By using LNG as fuel it is possible to achieve significant environmental advantages in comparison with low-sulphur marine gas oil, which many shipping companies will be switching to when the more stringent sulphur regulations come into force in 2015. LNG reduces emissions of SOx by 90 per cent, NOx emissions by almost 80 per cent, and particulate matter by over 90 per cent. The newly built ships will also emit 35 to 40 per cent lower volumes of CO2 than a conventional tanker today, reports Terntank.
The ships will be fitted with a low-speed dual-fuel main engine from Wärtsilä with low-pressure technology. The new engine complies with the emission requirements for IMO Tier III without other exhaust emission systems for NOx during the use of LNG. Bunkering will take place ship-to-ship with bunker ships.

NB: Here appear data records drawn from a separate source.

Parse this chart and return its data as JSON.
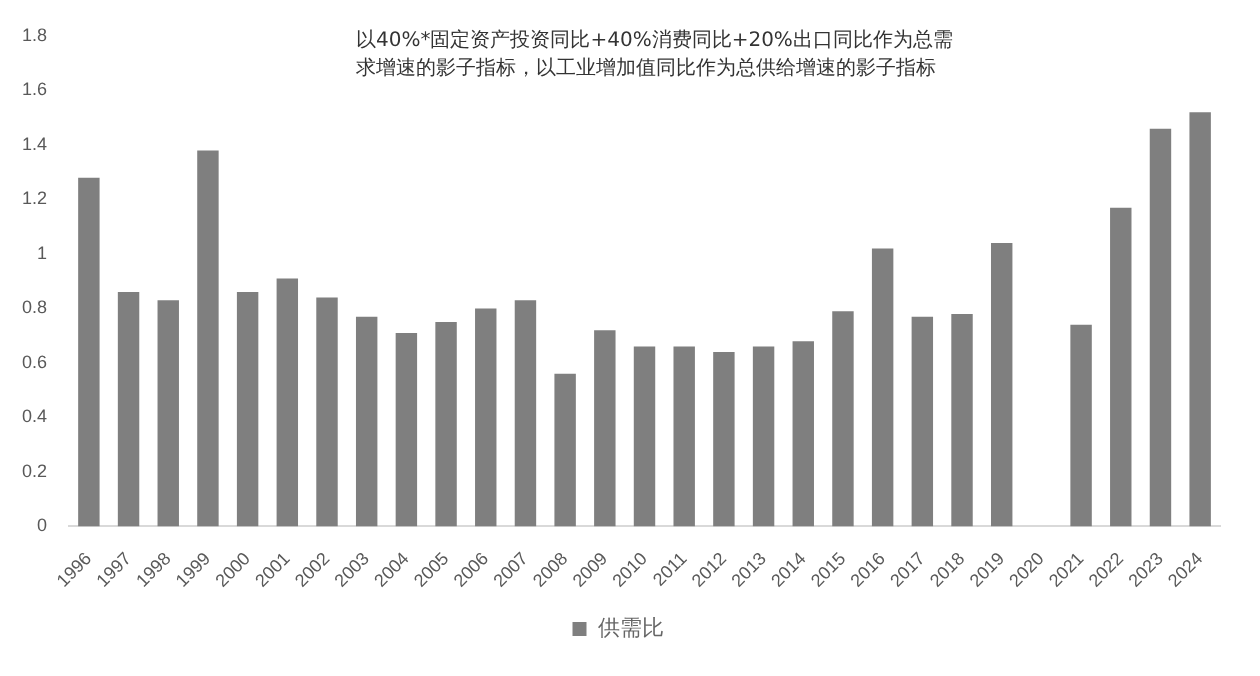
{
  "chart_data": {
    "type": "bar",
    "annotations": [
      "以40%*固定资产投资同比+40%消费同比+20%出口同比作为总需求增速的影子指标，以工业增加值同比作为总供给增速的影子指标"
    ],
    "categories": [
      "1996",
      "1997",
      "1998",
      "1999",
      "2000",
      "2001",
      "2002",
      "2003",
      "2004",
      "2005",
      "2006",
      "2007",
      "2008",
      "2009",
      "2010",
      "2011",
      "2012",
      "2013",
      "2014",
      "2015",
      "2016",
      "2017",
      "2018",
      "2019",
      "2020",
      "2021",
      "2022",
      "2023",
      "2024"
    ],
    "series": [
      {
        "name": "供需比",
        "color": "#7f7f7f",
        "values": [
          1.28,
          0.86,
          0.83,
          1.38,
          0.86,
          0.91,
          0.84,
          0.77,
          0.71,
          0.75,
          0.8,
          0.83,
          0.56,
          0.72,
          0.66,
          0.66,
          0.64,
          0.66,
          0.68,
          0.79,
          1.02,
          0.77,
          0.78,
          1.04,
          null,
          0.74,
          1.17,
          1.46,
          1.52
        ]
      }
    ],
    "ylim": [
      0,
      1.8
    ],
    "yticks": [
      0,
      0.2,
      0.4,
      0.6,
      0.8,
      1,
      1.2,
      1.4,
      1.6,
      1.8
    ],
    "grid": false,
    "legend": "bottom"
  }
}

Two of the new ships will be long-term chartered by Helsinki-based NEOT (North European Oil Trade Oy). “We believe LNG technology will help us to ensure continuous operations in the Baltic Sea region by meeting the Sulphur Emission Control Area (SECA) requirements that will become binding from the 1st January 2015,” says Satu Mattila, Chartering Manager at NEOT.
“One key issue will be access to LNG as a 100 per cent bunker fuel in order to utilise all the environmental aspects for these vessels. We believe that within our trading area, which is mainly the Baltic Sea area, it could be possible to consider chartering even more LNG powered vessels in the future,” says Satu Mattila.